JC – Considerando a questão climática que o senhor mencionou antes, a inovação e a sustentabilidade são os dois grandes eixos de transformação da economia gaúcha?

Ranolfo - Vejo que sim. E, casualmente, são duas questões que estão no DNA do banco. A sustentabilidade está no DNA do BRDE. A inovação também, até porque operávamos a Financiadora de Estudos e Projetos (Finep, fundo em parceria com o Ministério da Ciência, Tecnologia e Inovação). Aliás, temos uma fila de negócios nessa área, em razão do corte desse recurso, que estamos buscando alternativas. O banco tem financiado projetos bem interessantes nos estados que atendem, como em Santa Catarina Florianópolis é conhecida como a Ilha do Silício.

JC – Sustentabilidade e inovação são duas marcas que senhor destaca na sua gestão à frente do BRDE...

Ranolfo - Também intensificamos as Parcerias Público-Privadas (PPPs). Temos dezenas de modelagens de PPPs nos municípios dos três estados do Sul. Começou na área da iluminação pública, saúde e agora infraestrutura escolar. Estamos fazendo a estruturação da PPP da infraestrutura escolar de Santa Maria, junto com o BNDES. Isso vai ser revolucionário, um case para o Brasil. A ideia é o professor cuidar das questões pedagógicas. Já a infraestrutura da escola será gerenciada por uma empresa privada, que vai ser paga pelo governo através de uma PPP. Então, ao longo de 25, 30 anos, a empresa vai ser responsável por trocar uma lâmpada queimada, pela reforma de um banheiro, a substituição de um ar-condicionado que não está funcionando, uma classe que quebrou.
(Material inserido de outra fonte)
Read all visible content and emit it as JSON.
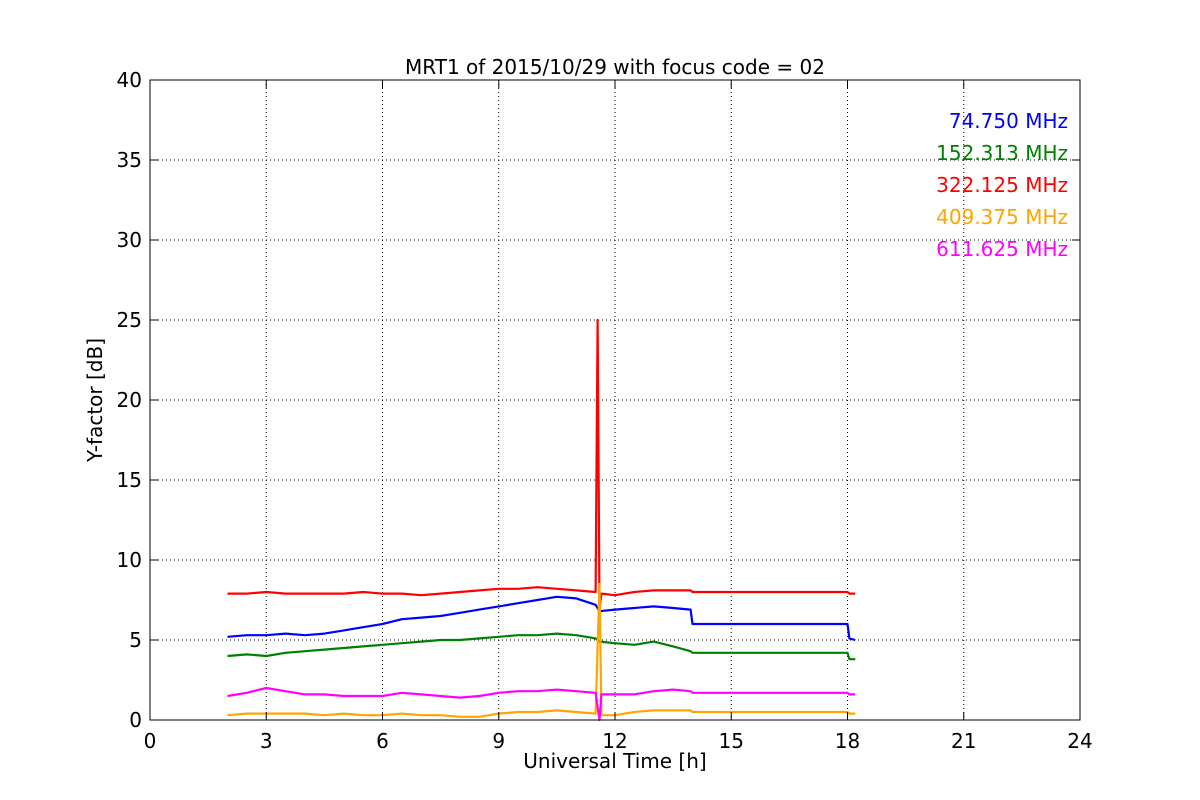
{
  "chart_data": {
    "type": "line",
    "title": "MRT1 of 2015/10/29 with focus code = 02",
    "xlabel": "Universal Time [h]",
    "ylabel": "Y-factor [dB]",
    "xlim": [
      0,
      24
    ],
    "ylim": [
      0,
      40
    ],
    "x_ticks": [
      "0",
      "3",
      "6",
      "9",
      "12",
      "15",
      "18",
      "21",
      "24"
    ],
    "y_ticks": [
      "0",
      "5",
      "10",
      "15",
      "20",
      "25",
      "30",
      "35",
      "40"
    ],
    "grid": true,
    "legend_placement": "top-right",
    "series": [
      {
        "name": "74.750 MHz",
        "color": "#0000ff",
        "x": [
          2.0,
          2.5,
          3.0,
          3.5,
          4.0,
          4.5,
          5.0,
          5.5,
          6.0,
          6.5,
          7.0,
          7.5,
          8.0,
          8.5,
          9.0,
          9.5,
          10.0,
          10.5,
          11.0,
          11.5,
          11.6,
          12.0,
          12.5,
          13.0,
          13.5,
          13.95,
          14.0,
          18.0,
          18.05,
          18.2
        ],
        "y": [
          5.2,
          5.3,
          5.3,
          5.4,
          5.3,
          5.4,
          5.6,
          5.8,
          6.0,
          6.3,
          6.4,
          6.5,
          6.7,
          6.9,
          7.1,
          7.3,
          7.5,
          7.7,
          7.6,
          7.2,
          6.8,
          6.9,
          7.0,
          7.1,
          7.0,
          6.9,
          6.0,
          6.0,
          5.1,
          5.0
        ]
      },
      {
        "name": "152.313 MHz",
        "color": "#008000",
        "x": [
          2.0,
          2.5,
          3.0,
          3.5,
          4.0,
          4.5,
          5.0,
          5.5,
          6.0,
          6.5,
          7.0,
          7.5,
          8.0,
          8.5,
          9.0,
          9.5,
          10.0,
          10.5,
          11.0,
          11.5,
          11.6,
          12.0,
          12.5,
          13.0,
          13.5,
          13.95,
          14.0,
          18.0,
          18.05,
          18.2
        ],
        "y": [
          4.0,
          4.1,
          4.0,
          4.2,
          4.3,
          4.4,
          4.5,
          4.6,
          4.7,
          4.8,
          4.9,
          5.0,
          5.0,
          5.1,
          5.2,
          5.3,
          5.3,
          5.4,
          5.3,
          5.1,
          4.9,
          4.8,
          4.7,
          4.9,
          4.6,
          4.3,
          4.2,
          4.2,
          3.8,
          3.8
        ]
      },
      {
        "name": "322.125 MHz",
        "color": "#ff0000",
        "x": [
          2.0,
          2.5,
          3.0,
          3.5,
          4.0,
          4.5,
          5.0,
          5.5,
          6.0,
          6.5,
          7.0,
          7.5,
          8.0,
          8.5,
          9.0,
          9.5,
          10.0,
          10.5,
          11.0,
          11.5,
          11.55,
          11.6,
          11.65,
          12.0,
          12.5,
          13.0,
          13.5,
          13.95,
          14.0,
          18.0,
          18.05,
          18.2
        ],
        "y": [
          7.9,
          7.9,
          8.0,
          7.9,
          7.9,
          7.9,
          7.9,
          8.0,
          7.9,
          7.9,
          7.8,
          7.9,
          8.0,
          8.1,
          8.2,
          8.2,
          8.3,
          8.2,
          8.1,
          8.0,
          25.0,
          7.0,
          7.9,
          7.8,
          8.0,
          8.1,
          8.1,
          8.1,
          8.0,
          8.0,
          7.9,
          7.9
        ]
      },
      {
        "name": "409.375 MHz",
        "color": "#ffa500",
        "x": [
          2.0,
          2.5,
          3.0,
          3.5,
          4.0,
          4.5,
          5.0,
          5.5,
          6.0,
          6.5,
          7.0,
          7.5,
          8.0,
          8.5,
          9.0,
          9.5,
          10.0,
          10.5,
          11.0,
          11.5,
          11.6,
          11.65,
          12.0,
          12.5,
          13.0,
          13.5,
          13.95,
          14.0,
          18.0,
          18.05,
          18.2
        ],
        "y": [
          0.3,
          0.4,
          0.4,
          0.4,
          0.4,
          0.3,
          0.4,
          0.3,
          0.3,
          0.4,
          0.3,
          0.3,
          0.2,
          0.2,
          0.4,
          0.5,
          0.5,
          0.6,
          0.5,
          0.4,
          8.5,
          0.3,
          0.3,
          0.5,
          0.6,
          0.6,
          0.6,
          0.5,
          0.5,
          0.4,
          0.4
        ]
      },
      {
        "name": "611.625 MHz",
        "color": "#ff00ff",
        "x": [
          2.0,
          2.5,
          3.0,
          3.5,
          4.0,
          4.5,
          5.0,
          5.5,
          6.0,
          6.5,
          7.0,
          7.5,
          8.0,
          8.5,
          9.0,
          9.5,
          10.0,
          10.5,
          11.0,
          11.5,
          11.6,
          11.65,
          12.0,
          12.5,
          13.0,
          13.5,
          13.95,
          14.0,
          18.0,
          18.05,
          18.2
        ],
        "y": [
          1.5,
          1.7,
          2.0,
          1.8,
          1.6,
          1.6,
          1.5,
          1.5,
          1.5,
          1.7,
          1.6,
          1.5,
          1.4,
          1.5,
          1.7,
          1.8,
          1.8,
          1.9,
          1.8,
          1.7,
          0.0,
          1.6,
          1.6,
          1.6,
          1.8,
          1.9,
          1.8,
          1.7,
          1.7,
          1.6,
          1.6
        ]
      }
    ]
  }
}
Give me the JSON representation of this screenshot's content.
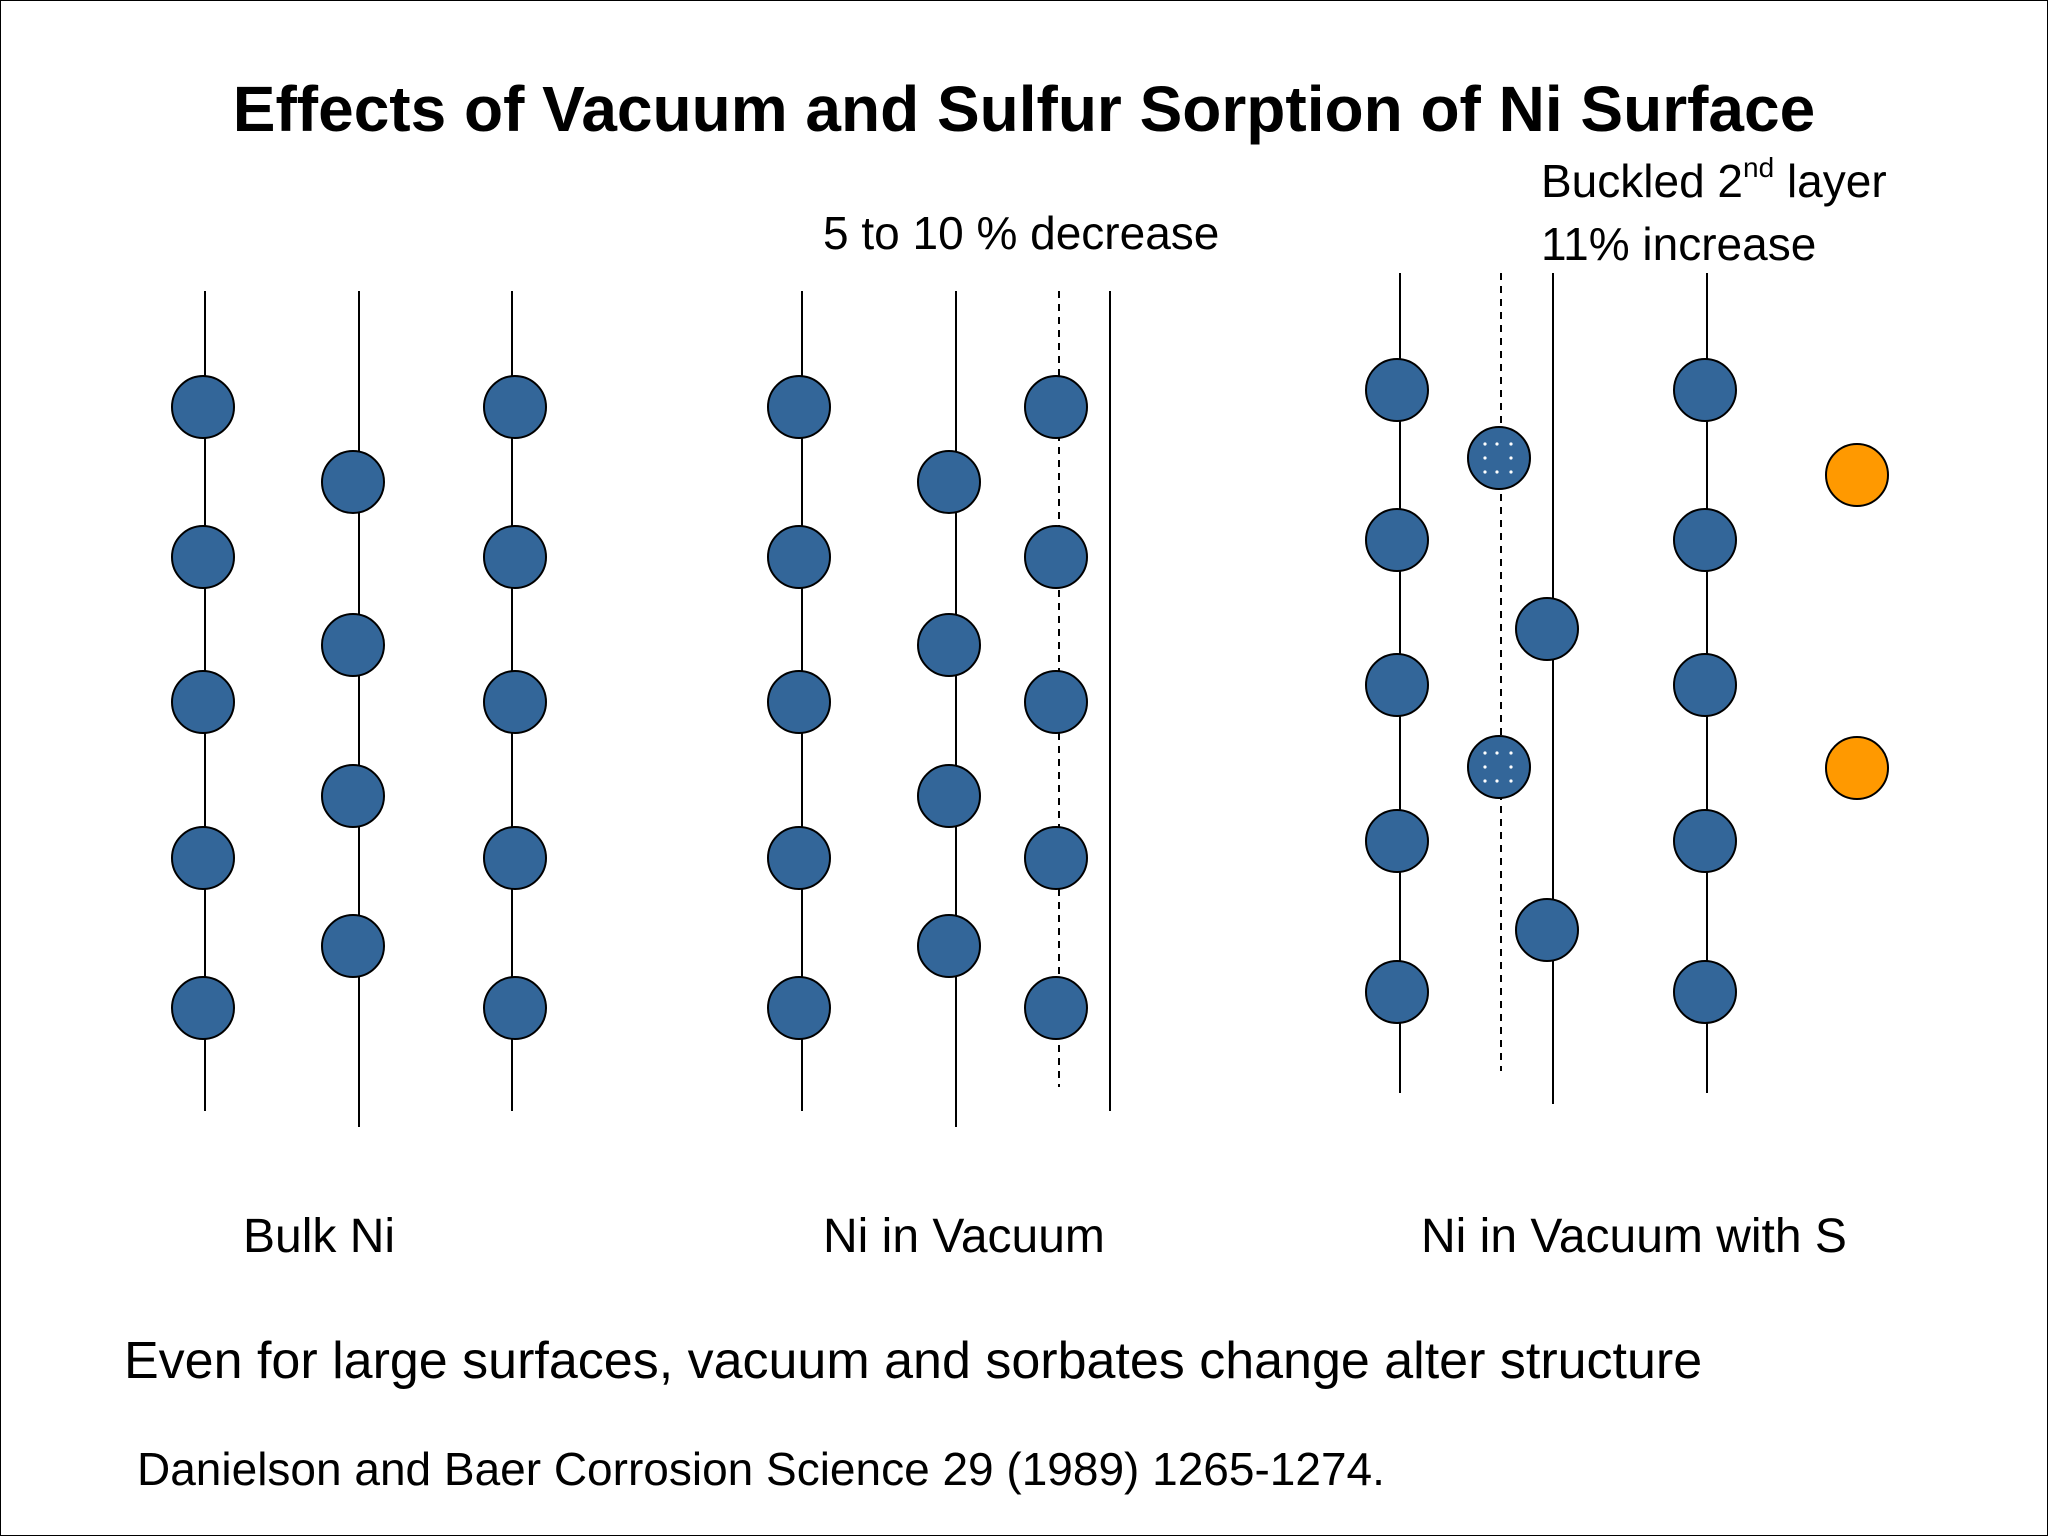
{
  "title": "Effects of Vacuum and Sulfur Sorption of Ni Surface",
  "annotations": {
    "vacuum_change": "5 to 10 % decrease",
    "buckled_prefix": "Buckled 2",
    "buckled_sup": "nd",
    "buckled_suffix": " layer",
    "increase": "11% increase"
  },
  "panels": [
    {
      "label": "Bulk Ni"
    },
    {
      "label": "Ni in Vacuum"
    },
    {
      "label": "Ni in Vacuum with S"
    }
  ],
  "conclusion": "Even for large surfaces, vacuum and sorbates change alter structure",
  "reference": "Danielson and Baer  Corrosion Science 29 (1989) 1265-1274.",
  "colors": {
    "nickel_atom": "#336699",
    "sulfur_atom": "#FF9900",
    "outline": "#000000"
  }
}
JC – Após deixar a presidência do BRDE, o que o senhor projeta para a sua carreira?

Ranolfo - Eu volto a ser diretor de operações (do BRDE). Claro que agora entram as questões de natureza política...

JC – Quais partidos já procuraram o senhor?

Ranolfo – Vários. Nesse momento, não tenho filiação político-partidária, porque não podia ter com o presidente do banco. Agora, começa a discussão. Tenho convites para me filiar, para concorrer no ano que vem. Mas ainda está muito cedo para decidir isso. Então, nesse momento, eu volto a ser diretor de operações. Vamos ver o que vai acontecer.

JC – O senhor pode mencionar algum partido que já entrou em contato com o senhor?

Ranolfo – Na semana passada, quando visitei o governador (Eduardo Leite, PSD) para entregar o relatório da minha gestão no BRDE, agradeci a indicação dele. Após a conversa sobre o banco, ele disse: ‘agora a gente tem que conversar de política.’ Então, essa conversa é natural. De qualquer forma, o prazo de incompatibilização para concorrer é até o dia 31 de março.